We appreciate this comment as well.
“Major concern: Very high concentrations of CO were used to obtain inhibitory effects on the venoms (page 8, lines 221-223). In fact 70 uM and in some cases 10 to 15-folds higher concentration of CO are several folds the ratio E:I proportion. Wouldn’t this condition be too artificial in order to allow significant interpretation to support the hypothesis of CO inhibitory effect? What about the concentrations of PHA?”
As we point out in the new paragraph in Discussion concerning heme biology and CO reactivity, CO is not a radical and effects biological processes by binding to the ferrous iron within heme attached to proteins. Further, it is not known how many heme groups are attached to any particular protein, how many hemes must be in the carboxy state to change a protein’s kinetic behavior, how many compounds in a sample are heme bearing, and what ratio of moles of CO to moles of heme bearing enzyme are needed to quickly and maximally change enzyme behavior. In order to maximize kinetic response in any system, there is always an excess of inhibitor/activator to active site. Lastly, we are not sure what the reviewer means by artificial – the entire diagnostic system we are using can easily be accused of not being particularly natural. It was designed a priori to discern the predominant enzymatic species responsible for changes in coagulation and subsequently to assess if heme modulation would affect this enzymatic activity.

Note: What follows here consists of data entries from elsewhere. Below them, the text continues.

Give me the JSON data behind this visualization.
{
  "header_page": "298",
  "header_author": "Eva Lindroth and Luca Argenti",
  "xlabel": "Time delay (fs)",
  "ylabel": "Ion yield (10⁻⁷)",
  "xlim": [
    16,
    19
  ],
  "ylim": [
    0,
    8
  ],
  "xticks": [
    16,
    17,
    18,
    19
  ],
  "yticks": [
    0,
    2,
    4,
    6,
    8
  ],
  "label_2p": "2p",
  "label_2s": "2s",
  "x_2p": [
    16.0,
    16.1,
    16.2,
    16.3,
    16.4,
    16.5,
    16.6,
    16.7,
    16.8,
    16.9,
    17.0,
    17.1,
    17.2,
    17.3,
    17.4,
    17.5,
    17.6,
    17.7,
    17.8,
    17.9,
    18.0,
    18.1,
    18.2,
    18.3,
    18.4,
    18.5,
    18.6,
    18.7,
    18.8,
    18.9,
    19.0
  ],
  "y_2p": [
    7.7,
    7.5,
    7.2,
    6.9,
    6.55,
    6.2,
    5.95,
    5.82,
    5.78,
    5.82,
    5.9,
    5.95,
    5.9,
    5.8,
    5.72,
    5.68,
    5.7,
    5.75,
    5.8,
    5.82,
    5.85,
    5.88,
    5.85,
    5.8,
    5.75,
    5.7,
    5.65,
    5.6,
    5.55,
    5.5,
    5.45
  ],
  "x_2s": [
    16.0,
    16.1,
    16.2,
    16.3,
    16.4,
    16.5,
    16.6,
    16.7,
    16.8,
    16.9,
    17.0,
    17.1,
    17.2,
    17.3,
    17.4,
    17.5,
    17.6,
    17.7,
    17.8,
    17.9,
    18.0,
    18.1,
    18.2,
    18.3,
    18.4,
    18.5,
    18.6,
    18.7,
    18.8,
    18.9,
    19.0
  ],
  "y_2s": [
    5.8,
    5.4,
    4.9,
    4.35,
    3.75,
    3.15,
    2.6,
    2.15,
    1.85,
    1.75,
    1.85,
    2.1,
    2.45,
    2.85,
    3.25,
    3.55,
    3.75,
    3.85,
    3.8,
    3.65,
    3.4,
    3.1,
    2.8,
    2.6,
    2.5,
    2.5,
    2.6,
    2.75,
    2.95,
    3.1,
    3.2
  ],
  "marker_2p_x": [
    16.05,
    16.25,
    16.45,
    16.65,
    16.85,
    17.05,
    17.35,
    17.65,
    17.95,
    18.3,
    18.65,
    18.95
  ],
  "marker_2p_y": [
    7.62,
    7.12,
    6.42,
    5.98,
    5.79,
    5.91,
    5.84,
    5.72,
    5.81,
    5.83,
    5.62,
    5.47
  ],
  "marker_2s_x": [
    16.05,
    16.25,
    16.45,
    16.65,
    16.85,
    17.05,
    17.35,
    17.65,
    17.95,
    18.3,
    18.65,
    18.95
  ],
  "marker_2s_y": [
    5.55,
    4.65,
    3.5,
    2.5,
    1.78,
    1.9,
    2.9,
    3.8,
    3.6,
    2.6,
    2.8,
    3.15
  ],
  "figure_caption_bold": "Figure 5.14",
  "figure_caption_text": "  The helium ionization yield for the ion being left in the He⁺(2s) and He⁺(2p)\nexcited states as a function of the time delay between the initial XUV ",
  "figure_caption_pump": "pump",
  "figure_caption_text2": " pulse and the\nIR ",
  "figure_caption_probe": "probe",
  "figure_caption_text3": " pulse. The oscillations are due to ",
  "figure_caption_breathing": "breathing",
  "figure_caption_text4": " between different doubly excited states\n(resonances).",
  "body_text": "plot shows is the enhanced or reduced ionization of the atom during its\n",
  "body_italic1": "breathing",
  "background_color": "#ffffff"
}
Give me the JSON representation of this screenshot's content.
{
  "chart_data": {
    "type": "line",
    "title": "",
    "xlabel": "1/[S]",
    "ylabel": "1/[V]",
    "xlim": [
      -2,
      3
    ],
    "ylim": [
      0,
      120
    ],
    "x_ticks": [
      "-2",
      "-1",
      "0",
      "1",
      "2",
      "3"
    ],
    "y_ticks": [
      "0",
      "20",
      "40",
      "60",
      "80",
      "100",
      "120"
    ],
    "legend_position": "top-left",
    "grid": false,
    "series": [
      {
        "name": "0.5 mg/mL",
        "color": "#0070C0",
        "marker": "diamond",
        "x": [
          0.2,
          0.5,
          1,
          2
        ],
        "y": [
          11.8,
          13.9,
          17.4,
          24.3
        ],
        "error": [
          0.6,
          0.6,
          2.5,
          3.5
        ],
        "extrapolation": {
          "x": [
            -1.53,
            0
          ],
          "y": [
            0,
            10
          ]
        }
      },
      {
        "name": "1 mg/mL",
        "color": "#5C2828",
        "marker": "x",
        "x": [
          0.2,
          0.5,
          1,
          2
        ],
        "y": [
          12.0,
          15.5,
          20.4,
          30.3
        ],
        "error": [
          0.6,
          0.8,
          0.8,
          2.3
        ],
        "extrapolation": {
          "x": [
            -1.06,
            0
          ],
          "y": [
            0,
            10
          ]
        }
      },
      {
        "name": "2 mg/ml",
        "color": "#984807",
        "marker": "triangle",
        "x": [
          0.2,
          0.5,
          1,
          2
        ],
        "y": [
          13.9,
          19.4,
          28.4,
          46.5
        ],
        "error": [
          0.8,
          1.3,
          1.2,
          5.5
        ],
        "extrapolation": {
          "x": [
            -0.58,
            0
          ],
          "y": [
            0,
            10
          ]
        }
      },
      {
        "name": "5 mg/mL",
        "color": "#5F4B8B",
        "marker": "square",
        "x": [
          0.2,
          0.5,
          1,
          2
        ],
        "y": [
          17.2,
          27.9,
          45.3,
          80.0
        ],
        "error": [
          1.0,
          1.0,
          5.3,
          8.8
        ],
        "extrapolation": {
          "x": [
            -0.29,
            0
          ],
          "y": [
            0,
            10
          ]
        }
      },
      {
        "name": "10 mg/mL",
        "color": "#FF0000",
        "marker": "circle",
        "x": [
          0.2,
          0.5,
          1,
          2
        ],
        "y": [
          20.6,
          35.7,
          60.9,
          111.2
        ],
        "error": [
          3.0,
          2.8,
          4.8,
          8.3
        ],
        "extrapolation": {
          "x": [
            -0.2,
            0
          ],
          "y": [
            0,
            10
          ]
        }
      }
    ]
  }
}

The interpretation of the effects of CO on any system with CORMs is based on a change observed with a CORM not being observed with an inactivated CORM. Concentration has little to do with it as far as we can tell from the available in vitro literature using the compounds in the ranges we have in this and other recent works. We have generated sigmoidal shaped CO concentration-enzyme inhibition curves with CO concentrations from 0 to 700 micromolar depending on the species involved. This implies heme-based biology at play, with the target enzyme either more or less vulnerable to CO modulation.
As for the concentrations of PHA, we have used these for several years in many different biological samples, and it either has an effect or not based on likely heme-based biology. We have seen PHA decrease or do nothing to venom activity in all our investigations to date.
Minor concerns:
1) “There are many abbreviations used throughout the text. It is then recommended that an Abbreviation List should be included in an appropriate place;” The addition of a list in Results has been done to accommodate this request.
2) “The manuscript requires an English revision. Some examples: “In order to further this undertaking of documenting …” (page 2, line 47);
“… kinetic profiles that are identical that are generated…” (page 2, lines 66-67); the expression (in several places) “venom exposed plasma” could be better reading as “venom-exposed-plasma; “a unique circumstance” (page 5. Line 150); “…venom exposure to CO exposure …” (page 5, lines 153 -155);” We have modified the text as suggested with the exception of the double hyphenated phrase as it is cumbersome and distracts from the associated text.
3) “Last sentence in page 3 (lines 109-111): Bothriechis schlegelli is not also an exception?” Yes, and thank you for finding this error.
4) “Page 6, lines 156-157: the expression refers to which venom?” Atropoides olmec, which is now indicated.
5) “Page 7, lines 191-192: It seems that the exceptions mentioned should include Agkistrodon contortrix laticinctus;” No, for as table 5 indicates, CO inhibits the activity of this venom.